Would you stop traveling to save the planet? That is the challenge of sustainable tourism! #aag2011
I posted that on Twitter on April 13, 2011 while listening to a presentation at the annual meeting of the Association of American Geographers. It was my most re-tweeted post at the conference, and one of the most re-tweeted of all of the #AAG2011 tagged posts.
The comment was written in response to a presentation by Antti Honkanen (University of Eastern Finland), titled Sustainability and the democratization of tourism - The limits of growth in travelling abroad.

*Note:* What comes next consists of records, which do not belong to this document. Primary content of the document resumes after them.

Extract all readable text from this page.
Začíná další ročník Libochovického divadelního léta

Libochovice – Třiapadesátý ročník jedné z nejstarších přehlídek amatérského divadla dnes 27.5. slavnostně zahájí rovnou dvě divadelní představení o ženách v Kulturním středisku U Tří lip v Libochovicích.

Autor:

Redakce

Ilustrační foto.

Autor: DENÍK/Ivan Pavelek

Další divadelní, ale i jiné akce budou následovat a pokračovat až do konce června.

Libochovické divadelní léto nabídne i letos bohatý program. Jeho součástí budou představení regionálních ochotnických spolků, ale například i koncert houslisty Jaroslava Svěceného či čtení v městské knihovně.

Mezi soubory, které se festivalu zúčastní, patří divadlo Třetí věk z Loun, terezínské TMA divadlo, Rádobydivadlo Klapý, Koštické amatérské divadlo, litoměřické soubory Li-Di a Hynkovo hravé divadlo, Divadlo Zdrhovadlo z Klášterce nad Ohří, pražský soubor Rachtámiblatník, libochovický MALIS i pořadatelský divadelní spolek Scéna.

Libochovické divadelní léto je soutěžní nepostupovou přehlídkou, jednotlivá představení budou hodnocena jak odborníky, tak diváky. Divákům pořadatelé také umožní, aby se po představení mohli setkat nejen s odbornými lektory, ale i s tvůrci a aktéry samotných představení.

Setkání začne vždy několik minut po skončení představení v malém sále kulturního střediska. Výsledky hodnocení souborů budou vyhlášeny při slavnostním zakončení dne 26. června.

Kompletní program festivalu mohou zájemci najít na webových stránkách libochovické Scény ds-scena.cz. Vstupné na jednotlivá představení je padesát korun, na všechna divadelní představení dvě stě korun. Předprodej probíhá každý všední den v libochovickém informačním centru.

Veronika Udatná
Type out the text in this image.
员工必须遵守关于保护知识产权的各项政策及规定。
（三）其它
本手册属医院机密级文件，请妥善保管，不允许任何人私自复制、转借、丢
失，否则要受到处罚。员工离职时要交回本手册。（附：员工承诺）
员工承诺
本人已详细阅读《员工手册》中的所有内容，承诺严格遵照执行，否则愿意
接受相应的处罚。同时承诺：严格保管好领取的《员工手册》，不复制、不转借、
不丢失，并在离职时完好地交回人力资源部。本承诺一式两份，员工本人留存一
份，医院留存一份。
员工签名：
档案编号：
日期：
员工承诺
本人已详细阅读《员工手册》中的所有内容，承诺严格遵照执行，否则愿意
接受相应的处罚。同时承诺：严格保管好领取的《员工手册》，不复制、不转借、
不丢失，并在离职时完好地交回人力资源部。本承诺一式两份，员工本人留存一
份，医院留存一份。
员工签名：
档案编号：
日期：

Antti presented the essential conundrum for all of us who love to travel, but are also concerned about the major negative impacts that humans are having on the environment. That it was re-tweeted by several other people indicates, to me, that many of us are troubled by this issue.
Here is a edited and shortened version of Antti's presentation abstract (from the online AAG 2011 program) -
- Does everyone, if wealthy enough, need to be a tourist? Or are we starting to reach some limits of growth for tourism?
This paper asks whether the propensity to spend a holiday abroad has reached its limit for growth in some social or geographical groups, based on age, income, socioeconomic status, education, gender and country of residence. The study is based on survey data from Eurobarometer 25 (1985), Eurobarometer 48.0 (1997) and Flash Eurobarometer 258 (2008).
According to the results, while differences exist, travelling abroad has become more common among all groups over the years 1985-2008. The democratization of tourism appears to be continuing, even if some lower societal groups are left out due to increasing social inequality. The propensity to travel abroad for their main vacation holiday has increased in almost all countries. Some limits of growth, however, may be seen among the upper classes.
The apparent answer to my Twitter post is "No" - we (including myself) are not willing to stop traveling to save the planet.
We are willing to tweak how we travel (using hybrid cars or developing alternative airplane fuels), and we are willing to pay a little more to try and compensate for our impacts (staying in ecolodges or paying to plant trees), but we are not willing to stop traveling -- which would have the biggest impact on reducing CO2 levels.
Of course, if we stopped traveling we would also have a huge impact on the livelihood of all the workers and businesses that are involved, to varying degrees, in the the fifth or sixth largest industry worldwide (which is what I have estimated the size of the tourism industry to be).
And that is the Sustainable Tourism Conundrum -- how to balance the Economics impacts of tourism (usually considered good) with its Environmental impacts (mostly considered bad). There are a lot of other cultural ans social issues related to sustainability and tourism, but I believe that the economic-environment tension is its most fundamental challenge.